Today (Feb. 19) marks the birth anniversary of Mohamed Naguib, an Egyptian military officer and revolutionary. Along with Gamal Abdel Nasser, he was one of the two principal leaders of the Free Officers movement of 1952. This movement toppled the monarchy of Egypt and the Sudan, leading to the establishment of the Republic of Egypt and the independence of Sudan, and eventually, South Sudan in 2010.

Naguib was born on 19 February 1901 in Khartoum, Anglo-Egyptian Sudan to Youssef Naguib and Zohra Ahmed Othman. Zohra was from an Egyptian family residing in Sudan, while Youssef was a ranking officer of the Egyptian Armed Forces, who had come from a notable Egyptian family of army officers. Naguib was the eldest of nine children.

After graduating from secondary and military school at Gordon Memorial College in Khartoum in 1918, Naguib joined the Egyptian Royal Guard in 1923. He became the first Egyptian military officer to obtain a law license in 1927 and earned postgraduate degrees in political economy and civil law in 1929 and 1931, respectively.

Naguib continued to climb the ranks of the Egyptian military, becoming the regional governor of the Sinai Peninsula in 1944 and taking on leadership of the mechanized infantry of the Sinai in 1947. 

He was promoted to brigadier general in 1948 and performed outstandingly during the 1948 Arab-Israeli War, where he was wounded seven times. For his service, he was awarded the first military star of Fuad and the title of Bey. He was also subsequently awarded the directorship of the Egyptian Military Academy, where he would ultimately encounter the members of the Free Officers Movement.

Following the toppling of Farouk in July 1952, Naguib served as the head of the Revolutionary Command Council, the prime minister, and first president of Egypt.

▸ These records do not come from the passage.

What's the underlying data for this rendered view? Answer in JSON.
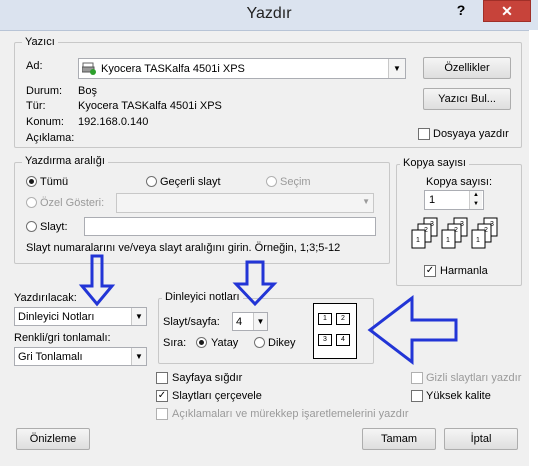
{
  "window": {
    "title": "Yazdır",
    "help": "?",
    "close": "✕"
  },
  "printer": {
    "group_label": "Yazıcı",
    "name_label": "Ad:",
    "name_value": "Kyocera TASKalfa 4501i XPS",
    "status_label": "Durum:",
    "status_value": "Boş",
    "type_label": "Tür:",
    "type_value": "Kyocera TASKalfa 4501i XPS",
    "location_label": "Konum:",
    "location_value": "192.168.0.140",
    "comment_label": "Açıklama:",
    "properties_button": "Özellikler",
    "find_printer_button": "Yazıcı Bul...",
    "print_to_file_label": "Dosyaya yazdır"
  },
  "range": {
    "group_label": "Yazdırma aralığı",
    "all_label": "Tümü",
    "current_slide_label": "Geçerli slayt",
    "selection_label": "Seçim",
    "custom_show_label": "Özel Gösteri:",
    "slides_label": "Slayt:",
    "hint": "Slayt numaralarını ve/veya slayt aralığını girin. Örneğin, 1;3;5-12"
  },
  "copies": {
    "group_label": "Kopya sayısı",
    "count_label": "Kopya sayısı:",
    "count_value": "1",
    "collate_label": "Harmanla"
  },
  "print_what": {
    "label": "Yazdırılacak:",
    "value": "Dinleyici Notları"
  },
  "color": {
    "label": "Renkli/gri tonlamalı:",
    "value": "Gri Tonlamalı"
  },
  "handouts": {
    "group_label": "Dinleyici notları",
    "slides_per_page_label": "Slayt/sayfa:",
    "slides_per_page_value": "4",
    "order_label": "Sıra:",
    "horizontal_label": "Yatay",
    "vertical_label": "Dikey",
    "preview_numbers": [
      "1",
      "2",
      "3",
      "4"
    ]
  },
  "options": {
    "scale_to_fit": "Sayfaya sığdır",
    "frame_slides": "Slaytları çerçevele",
    "comments_ink": "Açıklamaları ve mürekkep işaretlemelerini yazdır",
    "hidden_slides": "Gizli slaytları yazdır",
    "high_quality": "Yüksek kalite"
  },
  "buttons": {
    "preview": "Önizleme",
    "ok": "Tamam",
    "cancel": "İptal"
  },
  "colors": {
    "arrow": "#2235d6",
    "titlebar": "#dbe3ef",
    "close": "#c7433a"
  }
}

He successfully negotiated the independence of Sudan and the withdrawal of all British military personnel from Egypt.

His tenure as president came to an end in November 1954 due to disagreements with other members of the Free Officers, particularly with Nasser, who forced him to resign and succeeded him as president.

On 28 August 1984, Naguib died from liver cirrhosis in Cairo, Egypt. He was 83.